Mathematical and Statistical Analysis of Non-stationary Time Series Data

Non-stationary time series, with intrinsic properties constantly changing over time, present significant challenges for analysis in various scientific fields, particularly in biomedical signal analysis. This dissertation presents novel methodologies for analyzing and classifying highly noisy and non-stationary signals with applications to electroencephalograms (EEGs) and electrocardiograms (ECGs).

The first part of the dissertation focuses on a framework integrating pseudo-differential operators with convolutional neural networks (CNNs).

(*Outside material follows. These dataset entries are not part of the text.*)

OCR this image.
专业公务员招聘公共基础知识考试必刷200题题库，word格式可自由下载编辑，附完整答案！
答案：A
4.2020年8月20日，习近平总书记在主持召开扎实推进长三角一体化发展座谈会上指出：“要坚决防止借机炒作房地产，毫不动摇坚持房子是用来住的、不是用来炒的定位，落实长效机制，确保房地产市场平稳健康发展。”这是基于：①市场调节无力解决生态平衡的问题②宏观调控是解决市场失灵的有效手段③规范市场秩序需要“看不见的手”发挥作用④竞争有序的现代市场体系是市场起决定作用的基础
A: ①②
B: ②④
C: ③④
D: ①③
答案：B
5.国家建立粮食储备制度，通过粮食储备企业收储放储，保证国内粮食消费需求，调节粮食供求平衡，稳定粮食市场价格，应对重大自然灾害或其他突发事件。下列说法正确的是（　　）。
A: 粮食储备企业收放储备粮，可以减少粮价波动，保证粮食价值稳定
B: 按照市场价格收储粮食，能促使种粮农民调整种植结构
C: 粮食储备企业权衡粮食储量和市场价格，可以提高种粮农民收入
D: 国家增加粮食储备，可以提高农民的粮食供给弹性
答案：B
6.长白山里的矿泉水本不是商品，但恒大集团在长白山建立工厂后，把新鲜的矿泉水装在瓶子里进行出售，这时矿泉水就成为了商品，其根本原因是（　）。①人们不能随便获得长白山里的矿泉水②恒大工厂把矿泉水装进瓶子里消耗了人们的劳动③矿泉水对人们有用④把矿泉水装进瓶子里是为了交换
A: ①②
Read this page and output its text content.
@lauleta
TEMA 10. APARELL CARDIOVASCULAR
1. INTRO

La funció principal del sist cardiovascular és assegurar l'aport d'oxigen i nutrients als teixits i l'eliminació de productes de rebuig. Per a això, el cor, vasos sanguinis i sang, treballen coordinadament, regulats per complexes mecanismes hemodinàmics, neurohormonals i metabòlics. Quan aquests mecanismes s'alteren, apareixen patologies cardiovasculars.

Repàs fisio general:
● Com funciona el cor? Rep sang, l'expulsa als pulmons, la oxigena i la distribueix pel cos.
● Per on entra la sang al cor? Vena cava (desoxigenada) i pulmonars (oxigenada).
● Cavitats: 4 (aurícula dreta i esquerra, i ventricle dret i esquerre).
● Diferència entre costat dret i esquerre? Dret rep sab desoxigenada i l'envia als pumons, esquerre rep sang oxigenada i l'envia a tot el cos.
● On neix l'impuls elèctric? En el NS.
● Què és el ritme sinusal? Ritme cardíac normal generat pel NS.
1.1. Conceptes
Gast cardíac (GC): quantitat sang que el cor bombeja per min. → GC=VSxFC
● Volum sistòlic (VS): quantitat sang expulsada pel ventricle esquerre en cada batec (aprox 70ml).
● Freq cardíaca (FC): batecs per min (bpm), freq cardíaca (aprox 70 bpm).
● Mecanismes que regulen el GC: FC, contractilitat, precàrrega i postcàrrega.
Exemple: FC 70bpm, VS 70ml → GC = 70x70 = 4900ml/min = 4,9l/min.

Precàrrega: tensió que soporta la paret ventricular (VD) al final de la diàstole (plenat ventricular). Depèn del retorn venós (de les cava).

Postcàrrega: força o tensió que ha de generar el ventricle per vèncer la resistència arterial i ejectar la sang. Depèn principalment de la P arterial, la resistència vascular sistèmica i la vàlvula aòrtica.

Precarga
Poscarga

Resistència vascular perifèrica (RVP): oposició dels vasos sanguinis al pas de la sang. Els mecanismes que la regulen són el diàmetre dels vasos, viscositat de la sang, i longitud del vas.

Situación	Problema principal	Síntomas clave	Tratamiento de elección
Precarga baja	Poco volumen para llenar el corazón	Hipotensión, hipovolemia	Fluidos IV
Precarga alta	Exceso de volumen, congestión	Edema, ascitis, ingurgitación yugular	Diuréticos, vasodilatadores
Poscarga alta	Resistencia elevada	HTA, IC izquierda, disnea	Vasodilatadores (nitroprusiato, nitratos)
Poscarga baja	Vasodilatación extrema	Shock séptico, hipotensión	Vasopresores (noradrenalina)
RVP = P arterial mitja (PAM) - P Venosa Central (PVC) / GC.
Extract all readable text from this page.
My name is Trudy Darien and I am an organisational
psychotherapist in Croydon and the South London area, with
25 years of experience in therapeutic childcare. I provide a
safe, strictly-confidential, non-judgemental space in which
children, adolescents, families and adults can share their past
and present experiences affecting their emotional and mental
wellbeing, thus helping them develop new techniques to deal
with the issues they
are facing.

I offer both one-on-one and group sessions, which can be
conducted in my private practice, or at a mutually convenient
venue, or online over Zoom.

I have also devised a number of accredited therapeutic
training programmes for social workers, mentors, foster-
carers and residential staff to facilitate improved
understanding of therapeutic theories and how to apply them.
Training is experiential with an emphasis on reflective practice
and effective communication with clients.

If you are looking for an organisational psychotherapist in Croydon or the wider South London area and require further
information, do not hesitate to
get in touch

We present their synergistic potential for signal classification from an innovative perspective.

Building on the fundamental concept of pseudo-differential operators, the dissertation further proposes a novel methodology that addresses the challenges of applying time-variant filters or transforms to non-stationary signals. This approach enables the neural network to learn a convolution kernel that changes over time or location, providing a refined strategy to effectively handle these dynamic signals.

This dissertation also introduces a hybrid convolutional neural network that integrates both complex-valued and real-valued components with the discrete Fourier transform (DFT) for EEG signal classification. This fusion of techniques significantly enhances the neural network's ability to utilize the phase information contained in the DFT, resulting in substantial accuracy improvements for EEG signal classification.

In the final part of this dissertation, we apply a conventional machine learning approach for the detection and localization of myocardial infarctions (MIs) in electrocardiograms (ECGs) and vectorcardiograms (VCGs), using the innovative features extracted from the geometrical and kinematic properties within VCGs. This boosts the accuracy and sensitivity of traditional MI detection.